My Holiday Family Tradition
We have many family traditions that we celebrate and participate in throughout the year. However, this is the season that is most important to my family. There seems to be a more magical feeling around our winter family traditions. Some of these traditions are things I brought with me from my childhood, and some we started when my kids were born. In a recent conversation with my kids, I also discovered that some of the things THEY consider traditions, I never meant to be!
I was going over my menu for our holiday morning, talking out loud but not really to anyone in particular, when my son chimed in, “Wait, aren’t you going to make the Monkey Bread and Peanut Butter Rudolphs?” I responded, “I made those as a way to get you and your sister to eat something other than candy first thing in the morning. Now that you both sleep longer, I hadn’t planned on them.” “But you HAVE to make them! They’re a TRADITION!” he insistently pleaded.
On the menu they go! Looking back on this conversation, I really loved the insight into what my kids think of as our family traditions. Traditions are comforting. They bring a sense of security, warmth, and time together as a family. They can connect us to the generations that came before us and the generations yet to come. They can be simple or elaborate and they hold a special place within us.
One of the traditions we have is to make salt dough figures together. When my kids were younger, they loved mixing the dough and then forming it into shapes that they could paint and decorate. As they got older, their shapes and figures became more elaborate and imaginative. As a mom, I love that it gives us several hours of together time around the table!
Salt dough is a very simple recipe that has many applications. It has been around for centuries. In the former Soviet Union, people would make salt dough figures of wheat, birds, and fruit as part of the spring rites in hopes of a good harvest. In countries like Ukraine, people would make nature figures like apples, mushrooms, leaves, trees, and figurines of people to give as gifts at the winter holidays, weddings, and birthdays. These figures are presented to give health, happiness, wealth, and good luck to the person receiving them.
If you would like to add a new tradition with your family (or just want something to keep the kids occupied for a while, so you can finish some things around the house in peace) below is the salt dough recipe I use with my family. May it bring hours of joy to your family, too!
Making Salt Dough Figures
- 2 cups all-purpose flour
- 2 cups iodized salt
- 1 ¼ cups warm water
- Salt dough figures are fun to make but they are not edible.
- Preheat the oven to 250°F. Mix the flour and salt together, then add the water to the mix. Knead the dough until it is all mixed together. The dough will look and feel almost like playdough when it’s all combined. If the dough is a little too sticky, add a little more flour until it’s the right consistency.
- You can shape the salt dough just like clay and playdough. Roll it out thin and use cookie cutters or make your own shapes and figures. No special tools are needed! I like to keep toothpicks handy for making lines and small features like eyes and mouths. If you want to hang your creations, make sure to put the hole in them before you bake them! I have found a drinking straw is a great way to make a hole in the dough.
- One thing to keep in mind is that salt dough can be fragile once it is hardened.
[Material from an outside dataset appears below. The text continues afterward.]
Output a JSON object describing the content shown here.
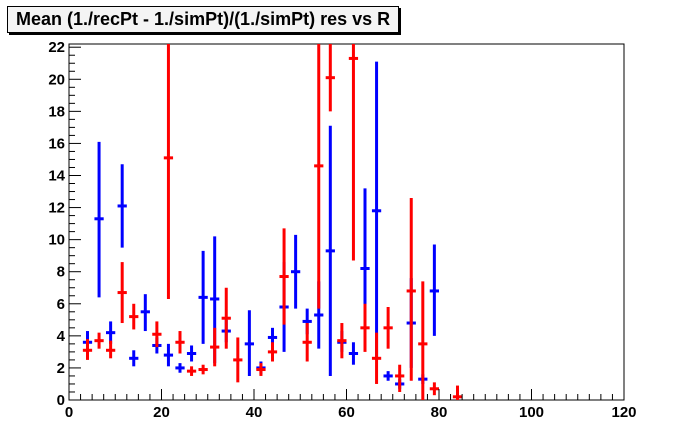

The thinner the shape, the easier it is to harden and dry. Larger, heavier shapes can crack while hardening and break more easily after.
- Place your salt dough creations on a parchment-paper-lined baking sheet and bake for about 2 hours. To test if they are done, feel them. If it feels a little sticky or has some give, then they need to bake a little longer. When they are done, remove from the oven and let them cool and continue to dry overnight.
- Once they are completely cool, you can decorate and paint them. The salt dough needs to be sealed once you are done decorating. Modge-Podge or a spray shellac both work well for this.